Editing to replace a section here, because I was unhappy with the (lack of) clarity in my original text. I am not just meaning to make a two-way comparison between COVID and one or another of the German periods. We are looking at four distinct situations here:

(1) The Weimar interbellum (1918~1936). Well-meaning people were beset by a creeping unease over instability and communism (which by 1933 had already killed on the order of ten times your COVID figure). They chose to act on it by enabling Hitler's rise to power.

(2) The Nazi era (1936~). One group of people in power pushes through unprecedented oppressive policies. Their claim to legitimacy is ultimately rooted in the threat of communism, which is very dangerous, but the connection to many measures they take is tenuous (though "understood" by some set of people "in the know"). Well-meaning people were beset by creeping unease, but they did not act upon it. Bad outcomes.

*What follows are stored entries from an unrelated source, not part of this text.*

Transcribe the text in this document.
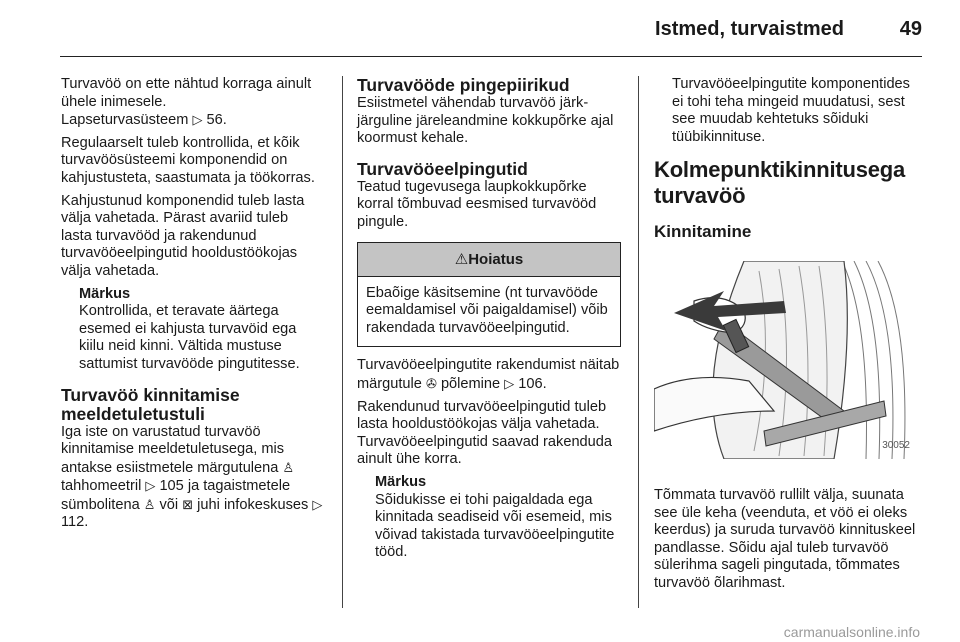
Istmed, turvaistmed	49

Turvavöö on ette nähtud korraga ainult ühele inimesele.
Lapseturvasüsteem ▷ 56.

Regulaarselt tuleb kontrollida, et kõik turvavöösüsteemi komponendid on kahjustusteta, saastumata ja töökorras.

Kahjustunud komponendid tuleb lasta välja vahetada. Pärast avariid tuleb lasta turvavööd ja rakendunud turvavööeelpingutid hooldustöökojas välja vahetada.

Märkus
Kontrollida, et teravate äärtega esemed ei kahjusta turvavöid ega kiilu neid kinni. Vältida mustuse sattumist turvavööde pingutitesse.
Turvavöö kinnitamise meeldetuletustuli

Iga iste on varustatud turvavöö kinnitamise meeldetuletusega, mis antakse esiistmetele märgutulena ♙ tahhomeetril ▷ 105 ja tagaistmetele sümbolitena ♙ või ⊠ juhi infokeskuses ▷ 112.

Turvavööde pingepiirikud

Esiistmetel vähendab turvavöö järk-järguline järeleandmine kokkupõrke ajal koormust kehale.

Turvavööeelpingutid

Teatud tugevusega laupkokkupõrke korral tõmbuvad eesmised turvavööd pingule.

⚠Hoiatus
Ebaõige käsitsemine (nt turvavööde eemaldamisel või paigaldamisel) võib rakendada turvavööeelpingutid.

Turvavööeelpingutite rakendumist näitab märgutule ✇ põlemine ▷ 106.

Rakendunud turvavööeelpingutid tuleb lasta hooldustöökojas välja vahetada. Turvavööeelpingutid saavad rakenduda ainult ühe korra.

Märkus
Sõidukisse ei tohi paigaldada ega kinnitada seadiseid või esemeid, mis võivad takistada turvavööeelpingutite tööd.

Turvavööeelpingutite komponentides ei tohi teha mingeid muudatusi, sest see muudab kehtetuks sõiduki tüübikinnituse.

Kolmepunktikinnitusega turvavöö
Kinnitamine
30052

Tõmmata turvavöö rullilt välja, suunata see üle keha (veenduta, et vöö ei oleks keerdus) ja suruda turvavöö kinnituskeel pandlasse. Sõidu ajal tuleb turvavöö sülerihma sageli pingutada, tõmmates turvavöö õlarihmast.

carmanualsonline.info
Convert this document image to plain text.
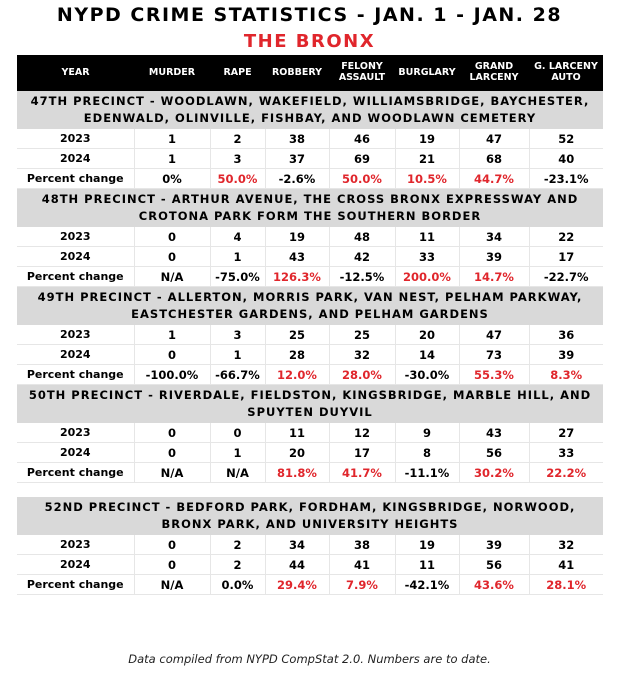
NYPD CRIME STATISTICS - JAN. 1 - JAN. 28
THE BRONX
YEAR	MURDER	RAPE	ROBBERY	FELONY ASSAULT	BURGLARY	GRAND LARCENY	G. LARCENY AUTO
47TH PRECINCT - WOODLAWN, WAKEFIELD, WILLIAMSBRIDGE, BAYCHESTER, EDENWALD, OLINVILLE, FISHBAY, AND WOODLAWN CEMETERY							
2023	1	2	38	46	19	47	52
2024	1	3	37	69	21	68	40
Percent change	0%	50.0%	-2.6%	50.0%	10.5%	44.7%	-23.1%
48TH PRECINCT - ARTHUR AVENUE, THE CROSS BRONX EXPRESSWAY AND CROTONA PARK FORM THE SOUTHERN BORDER							
2023	0	4	19	48	11	34	22
2024	0	1	43	42	33	39	17
Percent change	N/A	-75.0%	126.3%	-12.5%	200.0%	14.7%	-22.7%
49TH PRECINCT - ALLERTON, MORRIS PARK, VAN NEST, PELHAM PARKWAY, EASTCHESTER GARDENS, AND PELHAM GARDENS							
2023	1	3	25	25	20	47	36
2024	0	1	28	32	14	73	39
Percent change	-100.0%	-66.7%	12.0%	28.0%	-30.0%	55.3%	8.3%
50TH PRECINCT - RIVERDALE, FIELDSTON, KINGSBRIDGE, MARBLE HILL, AND SPUYTEN DUYVIL							
2023	0	0	11	12	9	43	27
2024	0	1	20	17	8	56	33
Percent change	N/A	N/A	81.8%	41.7%	-11.1%	30.2%	22.2%

52ND PRECINCT - BEDFORD PARK, FORDHAM, KINGSBRIDGE, NORWOOD, BRONX PARK, AND UNIVERSITY HEIGHTS							
2023	0	2	34	38	19	39	32
2024	0	2	44	41	11	56	41
Percent change	N/A	0.0%	29.4%	7.9%	-42.1%	43.6%	28.1%
Data compiled from NYPD CompStat 2.0. Numbers are to date.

(3) The COVID period (2019~2023?). One group of people in power pushes through unprecedented oppressive policies. Their claim to legitimacy is ultimately rooted in the threat of COVID, which is very dangerous, but the connection to many measures they take is tenuous (though "understood" by some set of people "in the know"). Well-meaning people were beset by creeping unease. They chose to act on it by enabling Trump's rise to power.

(4) Trump II (2025~). One group of people in power pushes through unprecedented oppressive policies. Well-meaning people are beset by creeping unease. (What's next?)

Looking at the first three cases where outcomes are known, do you actually see some pattern that looks like it'd yield a good rule for when unease should be acted upon by well-meaning people? Given these examples and your alignment of course you would be tempted to say "when they are left-wing", but it's not like we can't find relatively left-coded examples similar to (1), or right-coded examples similar to (2). I would go looking to spin a narrative around the French Revolution, or the two phases of the Russian Revolution (which might well be parseable as a case of left action against the Empire, followed by a case of right inaction against the Bolsheviks), but this would require some more research to do at a reasonable level of quality.

> But I suspect that there are many people like you, and it scares the hell out of me.

Well, if it makes you feel any better, I am not American or in the US anymore (though I spent many years there as a PhD student, including through the COVID years).